# Palm Pilot



## TallAdam85 (Dec 27, 2003)

Hello I seen some good sales on palm pilito and have been thinking of maybe getting one. If you have one how often do you use it and how much did u pay. Also what are some good models the ones i seen where some good brands but most where ones i never heard of 


thanks


----------



## arnisador (Dec 27, 2003)

My wife has the m105 (no longer being made) and likes it.


----------



## Michael Billings (Dec 27, 2003)

Not a new cool color, picture taking, email using, telephone one.  But lots of memory for what it does.  I use the calendar to schedule intro lessons, classes, appointments and don't have to be at the school to do it, better and more convenient than carrying around a date book, especially when I keep my students, martial arts friends, business associates (several catagories) and other stuff handy.

Never thought I would use one, now I am ready to never do without.

-Michael


----------



## Cthulhu (Jan 7, 2004)

I've owned a PalmOS-based device (Handspring Visor Deluxe) and currently own a PocketPC-based device (Toshiba e740).

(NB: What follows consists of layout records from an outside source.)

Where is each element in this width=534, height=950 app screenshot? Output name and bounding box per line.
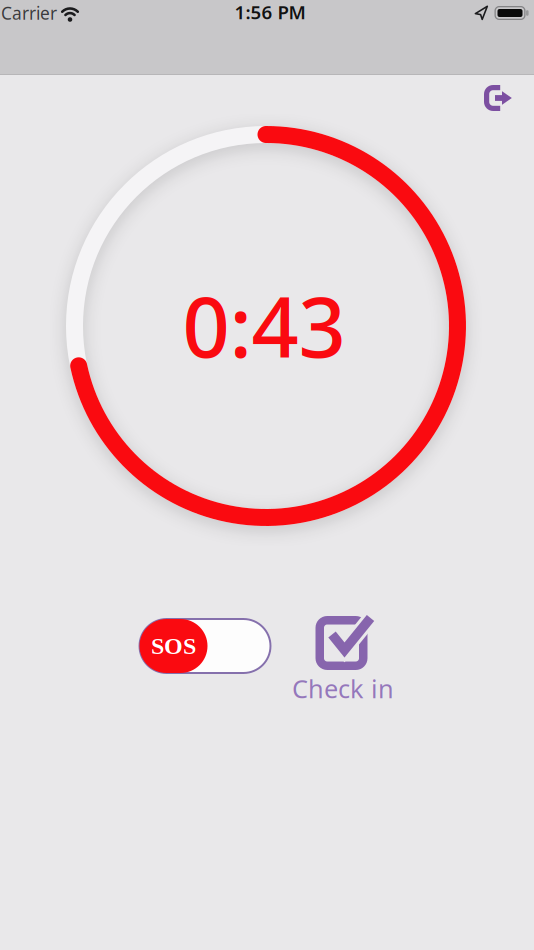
staticText: Carrier [1,2,57,24]
button[interactable]: Log out [484,85,512,111]
staticText: 1:56 PM [234,0,306,24]
staticText: 0:43 [182,271,346,380]
staticText: Check in [292,672,394,705]
button[interactable]: Check in [284,608,404,704]
button[interactable]: SOS [138,618,272,674]
staticText: SOS [151,633,196,659]
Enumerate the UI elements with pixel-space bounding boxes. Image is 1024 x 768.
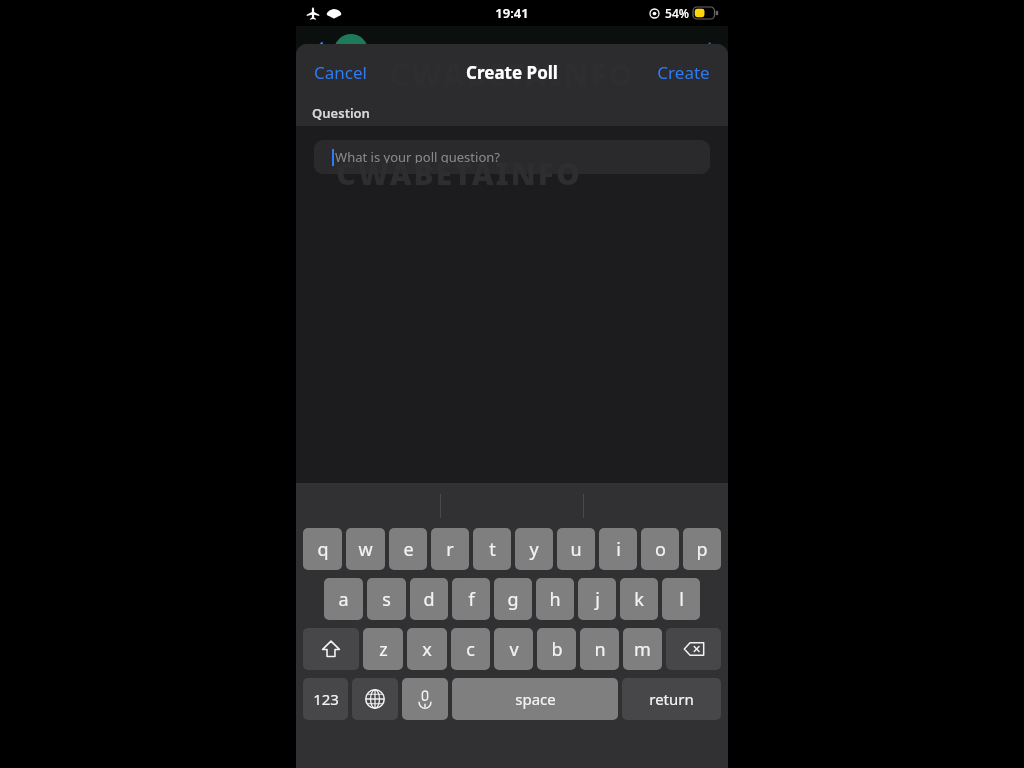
button[interactable]: e xyxy=(389,528,427,570)
staticText: What is your poll question? xyxy=(335,148,500,166)
staticText: s xyxy=(382,587,391,612)
staticText: 19:41 xyxy=(495,4,529,22)
staticText: g xyxy=(507,587,519,612)
button[interactable]: v xyxy=(494,628,533,670)
staticText: j xyxy=(595,587,600,612)
staticText: Question xyxy=(312,104,370,122)
button[interactable]: g xyxy=(494,578,532,620)
staticText: d xyxy=(423,587,435,612)
staticText: Cancel xyxy=(314,61,367,84)
button[interactable]: Backspace xyxy=(666,628,721,670)
staticText: e xyxy=(403,537,414,562)
button[interactable]: Switch keyboard xyxy=(352,678,398,720)
button[interactable]: a xyxy=(324,578,363,620)
button[interactable]: q xyxy=(303,528,342,570)
staticText: y xyxy=(529,537,539,562)
staticText: x xyxy=(422,637,432,662)
button[interactable]: j xyxy=(578,578,616,620)
staticText: v xyxy=(509,637,519,662)
staticText: a xyxy=(338,587,349,612)
staticText: l xyxy=(679,587,684,612)
button[interactable]: return xyxy=(622,678,721,720)
button[interactable]: What is your poll question? xyxy=(314,140,710,174)
button[interactable]: u xyxy=(557,528,595,570)
staticText: m xyxy=(634,637,651,662)
staticText: q xyxy=(317,537,329,562)
button[interactable]: s xyxy=(367,578,406,620)
button[interactable]: 123 xyxy=(303,678,348,720)
button[interactable]: k xyxy=(620,578,658,620)
button[interactable]: y xyxy=(515,528,553,570)
button[interactable]: d xyxy=(410,578,448,620)
staticText: i xyxy=(616,537,621,562)
button[interactable]: Cancel xyxy=(296,49,385,96)
button[interactable]: o xyxy=(641,528,679,570)
staticText: b xyxy=(551,637,563,662)
staticText: h xyxy=(549,587,561,612)
button[interactable]: space xyxy=(452,678,618,720)
staticText: 54% xyxy=(665,5,689,21)
button[interactable]: n xyxy=(580,628,619,670)
staticText: z xyxy=(379,637,388,662)
button[interactable]: m xyxy=(623,628,662,670)
staticText: u xyxy=(570,537,582,562)
button[interactable]: b xyxy=(537,628,576,670)
staticText: 123 xyxy=(313,689,339,709)
button[interactable]: r xyxy=(431,528,469,570)
staticText: n xyxy=(594,637,606,662)
button[interactable]: w xyxy=(346,528,385,570)
staticText: Create Poll xyxy=(466,61,558,84)
staticText: CWABETAINFO xyxy=(336,153,582,194)
button[interactable]: f xyxy=(452,578,490,620)
button[interactable]: Dictate xyxy=(402,678,448,720)
button[interactable]: Shift xyxy=(303,628,359,670)
staticText: return xyxy=(649,689,694,709)
button[interactable]: l xyxy=(662,578,700,620)
staticText: w xyxy=(358,537,373,562)
staticText: Create xyxy=(657,61,710,84)
button[interactable]: Create xyxy=(639,49,728,96)
staticText: c xyxy=(466,637,475,662)
button[interactable]: t xyxy=(473,528,511,570)
button[interactable]: i xyxy=(599,528,637,570)
staticText: space xyxy=(515,689,556,709)
button[interactable]: c xyxy=(451,628,490,670)
staticText: r xyxy=(446,537,454,562)
staticText: k xyxy=(634,587,644,612)
staticText: CWABETAINFO xyxy=(389,54,635,95)
button[interactable]: z xyxy=(363,628,403,670)
button[interactable]: x xyxy=(407,628,447,670)
button[interactable]: h xyxy=(536,578,574,620)
staticText: t xyxy=(489,537,496,562)
staticText: p xyxy=(696,537,708,562)
button[interactable]: p xyxy=(683,528,721,570)
staticText: f xyxy=(468,587,475,612)
staticText: o xyxy=(655,537,666,562)
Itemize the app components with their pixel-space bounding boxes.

The current run of Palms on the market are significant improvements over the Palms from the m105 timeframe, for the most part.  The Zire, Zire SE, and Zire 21 are pretty worthless in my opinion.  The Tungsten E is nice, but has some disadvantages compared to its more expensive siblings.  However, it does have a good resolution, color screen, plenty of RAM, current PalmOS, and expansion capability.  A comparable device from another company would be the Sony Clie J22.   The Sony is actually a little cheaper than the Tungsten E.

After that, you get into devices with wireless connectivity, built-in cameras, etc. that make the prices jump up to around the $400 range.

Cthulhu


----------



## Dronak (Jun 8, 2004)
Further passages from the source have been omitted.